How to maintain a balanced leadership perspective?

  • Aim for broad goals and be more flexible with how you accomplish these. Revisit plans to see to what degree these are still relevant. Johnson & Johnson has a long-term credo, a set of values that guides the company's decisions. Knowing that anything that just exists on paper is likely to become stale, senior executives meet yearly to see how to apply the credo to their current world, changes, and demands among customers, regulators, a range of shareholders, and the market. Keeping fresh on their credo has enabled Johnson & Johnson leaders to weather potentially destructive situations that were otherwise out of their control. Thinking through possibilities is more useful than a frozen-in-time piece document. As General (and President) Dwight Eisenhower contended, "In preparing for battle I have always found that plans are useless, but planning is indispensable."
  • Revisit your plans regularly. Maintain a mindset of being willing to modify or even let go of previous plans.
  • Remind yourself to see the opportunities potentially present in any change, no matter how upsetting these first appear.
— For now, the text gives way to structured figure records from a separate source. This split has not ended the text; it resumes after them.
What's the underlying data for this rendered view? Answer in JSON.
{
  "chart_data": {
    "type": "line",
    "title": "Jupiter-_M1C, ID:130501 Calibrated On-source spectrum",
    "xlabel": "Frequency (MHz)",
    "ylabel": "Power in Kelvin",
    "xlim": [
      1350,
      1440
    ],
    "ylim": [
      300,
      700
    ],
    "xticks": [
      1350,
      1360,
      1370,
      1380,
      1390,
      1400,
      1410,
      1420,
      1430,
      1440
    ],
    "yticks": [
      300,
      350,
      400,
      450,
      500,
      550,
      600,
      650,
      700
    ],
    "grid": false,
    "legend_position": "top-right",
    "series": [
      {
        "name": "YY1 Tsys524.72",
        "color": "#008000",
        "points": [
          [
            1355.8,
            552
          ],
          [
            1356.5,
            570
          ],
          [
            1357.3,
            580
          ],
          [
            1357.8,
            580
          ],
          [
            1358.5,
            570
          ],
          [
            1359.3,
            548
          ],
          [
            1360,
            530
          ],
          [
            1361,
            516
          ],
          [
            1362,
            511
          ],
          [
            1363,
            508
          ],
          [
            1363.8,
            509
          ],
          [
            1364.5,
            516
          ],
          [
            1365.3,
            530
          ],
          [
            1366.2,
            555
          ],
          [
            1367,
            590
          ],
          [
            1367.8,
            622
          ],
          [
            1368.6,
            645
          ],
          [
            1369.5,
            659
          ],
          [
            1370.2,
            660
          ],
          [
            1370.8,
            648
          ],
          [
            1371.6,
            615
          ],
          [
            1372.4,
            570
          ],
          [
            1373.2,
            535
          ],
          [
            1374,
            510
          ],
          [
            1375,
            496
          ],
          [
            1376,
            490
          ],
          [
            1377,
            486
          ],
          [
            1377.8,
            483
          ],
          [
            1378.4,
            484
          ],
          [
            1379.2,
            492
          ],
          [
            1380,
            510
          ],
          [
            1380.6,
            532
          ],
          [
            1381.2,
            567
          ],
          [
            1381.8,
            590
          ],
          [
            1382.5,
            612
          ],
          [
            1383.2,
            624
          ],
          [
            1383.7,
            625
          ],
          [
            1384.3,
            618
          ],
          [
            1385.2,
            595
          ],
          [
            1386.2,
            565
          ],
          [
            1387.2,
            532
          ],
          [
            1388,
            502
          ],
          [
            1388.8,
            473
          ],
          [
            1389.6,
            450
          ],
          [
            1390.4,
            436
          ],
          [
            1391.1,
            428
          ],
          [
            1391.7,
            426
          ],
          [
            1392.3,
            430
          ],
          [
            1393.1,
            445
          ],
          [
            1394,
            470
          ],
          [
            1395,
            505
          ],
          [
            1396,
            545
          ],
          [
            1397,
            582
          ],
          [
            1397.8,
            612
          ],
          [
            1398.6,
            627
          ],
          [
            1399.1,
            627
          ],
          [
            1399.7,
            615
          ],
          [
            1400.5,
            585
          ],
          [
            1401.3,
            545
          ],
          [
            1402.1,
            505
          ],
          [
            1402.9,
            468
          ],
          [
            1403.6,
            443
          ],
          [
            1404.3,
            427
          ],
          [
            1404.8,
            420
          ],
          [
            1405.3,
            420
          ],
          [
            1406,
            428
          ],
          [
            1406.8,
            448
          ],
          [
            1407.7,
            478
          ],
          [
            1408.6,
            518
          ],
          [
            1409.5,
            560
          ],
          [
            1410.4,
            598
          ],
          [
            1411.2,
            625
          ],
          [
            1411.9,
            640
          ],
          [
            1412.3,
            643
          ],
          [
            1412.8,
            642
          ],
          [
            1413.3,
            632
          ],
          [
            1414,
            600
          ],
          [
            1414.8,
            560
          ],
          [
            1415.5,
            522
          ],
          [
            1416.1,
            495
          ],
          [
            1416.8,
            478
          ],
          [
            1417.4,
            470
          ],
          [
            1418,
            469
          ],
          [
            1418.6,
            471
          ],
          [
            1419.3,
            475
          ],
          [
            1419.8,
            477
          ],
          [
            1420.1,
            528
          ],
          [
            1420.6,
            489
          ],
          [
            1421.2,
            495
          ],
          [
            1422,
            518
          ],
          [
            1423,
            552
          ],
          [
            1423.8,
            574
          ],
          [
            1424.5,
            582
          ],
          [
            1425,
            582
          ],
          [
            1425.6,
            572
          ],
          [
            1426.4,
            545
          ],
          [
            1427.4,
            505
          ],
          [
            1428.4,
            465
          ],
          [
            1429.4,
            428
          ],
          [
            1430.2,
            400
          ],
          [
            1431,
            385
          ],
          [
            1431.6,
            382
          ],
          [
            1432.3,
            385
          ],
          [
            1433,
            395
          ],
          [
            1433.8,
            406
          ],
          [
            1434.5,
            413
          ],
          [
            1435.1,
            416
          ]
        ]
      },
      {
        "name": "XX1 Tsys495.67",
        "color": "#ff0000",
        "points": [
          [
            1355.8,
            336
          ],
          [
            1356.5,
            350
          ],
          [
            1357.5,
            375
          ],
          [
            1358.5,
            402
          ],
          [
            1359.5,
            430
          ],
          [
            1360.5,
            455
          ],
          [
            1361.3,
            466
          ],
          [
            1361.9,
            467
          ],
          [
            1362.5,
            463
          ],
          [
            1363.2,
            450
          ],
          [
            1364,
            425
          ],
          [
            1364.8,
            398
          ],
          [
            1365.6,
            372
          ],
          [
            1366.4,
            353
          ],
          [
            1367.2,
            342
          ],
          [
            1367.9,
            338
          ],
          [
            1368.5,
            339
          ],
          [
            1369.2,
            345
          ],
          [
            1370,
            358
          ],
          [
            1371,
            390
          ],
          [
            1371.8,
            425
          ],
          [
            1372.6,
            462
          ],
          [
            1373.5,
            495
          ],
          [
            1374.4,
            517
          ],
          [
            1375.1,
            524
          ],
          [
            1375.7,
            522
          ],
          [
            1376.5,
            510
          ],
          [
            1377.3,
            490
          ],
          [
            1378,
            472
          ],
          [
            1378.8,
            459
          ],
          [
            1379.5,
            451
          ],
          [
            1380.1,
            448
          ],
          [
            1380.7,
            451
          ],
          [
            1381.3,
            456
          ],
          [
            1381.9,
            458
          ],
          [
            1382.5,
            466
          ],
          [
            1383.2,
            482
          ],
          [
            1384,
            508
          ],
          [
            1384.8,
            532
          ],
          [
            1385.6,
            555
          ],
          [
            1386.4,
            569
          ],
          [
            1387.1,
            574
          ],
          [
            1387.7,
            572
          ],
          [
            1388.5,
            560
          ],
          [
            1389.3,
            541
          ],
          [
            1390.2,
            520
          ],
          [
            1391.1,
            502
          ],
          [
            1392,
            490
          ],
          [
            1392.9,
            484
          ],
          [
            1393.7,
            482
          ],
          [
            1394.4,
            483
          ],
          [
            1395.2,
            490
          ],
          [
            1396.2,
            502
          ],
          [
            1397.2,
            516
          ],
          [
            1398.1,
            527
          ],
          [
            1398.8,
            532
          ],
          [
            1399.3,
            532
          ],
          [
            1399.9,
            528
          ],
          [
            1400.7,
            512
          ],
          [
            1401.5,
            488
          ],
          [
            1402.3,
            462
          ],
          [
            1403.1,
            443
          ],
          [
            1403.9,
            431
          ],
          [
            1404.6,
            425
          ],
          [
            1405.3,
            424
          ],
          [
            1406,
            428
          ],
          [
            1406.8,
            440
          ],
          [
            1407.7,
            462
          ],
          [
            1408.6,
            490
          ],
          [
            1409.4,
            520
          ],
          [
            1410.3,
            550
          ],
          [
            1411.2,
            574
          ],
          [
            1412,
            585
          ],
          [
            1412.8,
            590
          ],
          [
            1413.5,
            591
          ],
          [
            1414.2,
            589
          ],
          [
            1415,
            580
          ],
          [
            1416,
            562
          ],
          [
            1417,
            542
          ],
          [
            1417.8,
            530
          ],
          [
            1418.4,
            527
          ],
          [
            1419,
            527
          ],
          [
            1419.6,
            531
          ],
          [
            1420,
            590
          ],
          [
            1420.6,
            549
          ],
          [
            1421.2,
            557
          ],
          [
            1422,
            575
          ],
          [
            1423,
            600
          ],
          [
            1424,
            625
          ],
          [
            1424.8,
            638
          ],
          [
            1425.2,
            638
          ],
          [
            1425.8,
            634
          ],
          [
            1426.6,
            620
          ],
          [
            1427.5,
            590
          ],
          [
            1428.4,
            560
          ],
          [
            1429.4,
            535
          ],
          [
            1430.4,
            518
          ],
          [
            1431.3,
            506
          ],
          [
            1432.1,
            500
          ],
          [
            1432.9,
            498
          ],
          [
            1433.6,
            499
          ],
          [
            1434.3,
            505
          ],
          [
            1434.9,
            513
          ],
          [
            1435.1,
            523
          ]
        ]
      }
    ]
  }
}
Kyra has mentioned many times that, though of course she wished she didn't have an autoimmune disease, without that reality and its related critical dietary restrictions, she'd never have made the breakthroughs in gluten-free baking that she has (and then been able to shine a light of possibilities for many others).
  • Enlist the people close to you to join you in the balancing act. Even the most well-intentioned person sometimes becomes hypnotized by the daily whirl of activities and can't see the opportunities for the data. Having associates who are alert and who nudge your attention helps to build your leadership effectiveness.

Balance is crucial to success. I've seen how easy it is for leaders to become distracted and overwhelmed by change or, alternately, to become out-of-touch and disconnected by holding on to the past. But I've also seen how strong leaders continue to renew a balanced mindset, to be able to make careful, wide-perspective plans while simultaneously staying responsive to changing circumstances. For many, including Kyra, this is their real superpower.